Pourtant, rien ne prédestinait cette professeure de formation à franchir le rubicond de l’entrepreneuriat. Mais sa capacité à fédérer massivement l’a presque conduite vers ce schéma. Il faut dire que la demande du marché était forte : opportuniste, Thiaba Bruni a alors pu habilement surfer sur la vague. La patronne, basée en France, fait aujourd’hui partie des acteurs reconnus dans l’intermédiation entre l’Europe et le Sénégal. “Thiaba Bruni a un profil très international, maîtrise les aspects culturels et ne semble pas craindre les objections. Quitte même à revenir à la charge à chaque fois. C’est une vraie qualité”, indique un de ses prestataires qui a placé sa confiance en cette femme dont l’énergie semble infinie. Mais ses colères sont aussi à la mesure de ses espoirs. “Parfois, elle a le don de piquer des colères froides, glaciales mais toujours bien senties”, se remémore un de ces partenaires. Il faut dire qu’en tant que porte-parole du Conseil représentatif des associations noires de France (CRAN), Thiaba Bruni sait exactement où elle va. “Je suis engagée sur l’implémentation d’infrastructures au Sénégal où les investissements se mesurent à plusieurs dizaines de millions d’euros. Autant vous dire qu’il faut parfois se montrer ferme”, explique-t-elle avec un sourire non dissimulé. Avec du tact, c’est toujours mieux.

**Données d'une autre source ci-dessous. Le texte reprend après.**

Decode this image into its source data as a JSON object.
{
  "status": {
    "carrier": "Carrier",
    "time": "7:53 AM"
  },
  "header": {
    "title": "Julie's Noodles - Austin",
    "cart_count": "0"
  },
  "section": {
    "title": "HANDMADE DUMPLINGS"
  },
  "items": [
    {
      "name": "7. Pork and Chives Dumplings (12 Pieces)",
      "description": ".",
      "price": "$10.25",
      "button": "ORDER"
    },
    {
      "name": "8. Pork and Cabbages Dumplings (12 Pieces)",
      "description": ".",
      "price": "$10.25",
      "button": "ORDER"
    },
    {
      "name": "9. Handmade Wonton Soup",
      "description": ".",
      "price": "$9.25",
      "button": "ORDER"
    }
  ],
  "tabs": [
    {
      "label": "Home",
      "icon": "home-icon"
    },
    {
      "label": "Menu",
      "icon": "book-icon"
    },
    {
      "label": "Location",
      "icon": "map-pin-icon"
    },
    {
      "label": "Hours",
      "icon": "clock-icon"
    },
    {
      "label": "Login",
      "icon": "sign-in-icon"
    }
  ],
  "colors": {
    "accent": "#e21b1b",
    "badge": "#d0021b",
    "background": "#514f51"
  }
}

Pas de business sans vision sociale et écologique
Au pays de Cheikh Anta Diop, Thiaba Bruni porte des exigences très hautes. C’est certainement ce qui la distingue d’autres entrepreneurs. “Je ne prends jamais un projet où la dimension écologique et sociale n’est pas respectée”, affirme la dirigeante qui précise que “ le social occupe toujours une place prépondérante [et que] c’est [sa] manière de continuer à rêver les deux pieds sur terre”. De fait, les entreprises à impact social fleurissent sur le continent. Une bonne chose selon le médecin Roger Moyou-Mogo, par ailleurs chroniqueur à l’émission Bonjour Santé sur Canal Plus Afrique. Pour notre interlocuteur, « il faudrait créer un label social à l’instar de ce qui existe pour l’écologie et récompenser l’entrepreneur sous la forme d’un bonus-malus”. Thiaba Bruni corrobore : “On ne peut pas faire du business en Afrique sans une logique d’implication et de co-développement des communautés en respectant leur environnement”, dit la cheffe d’entreprise qui note également que « l’envie de résoudre des problèmes naît souvent d’une envie de révolte, d’injustice ».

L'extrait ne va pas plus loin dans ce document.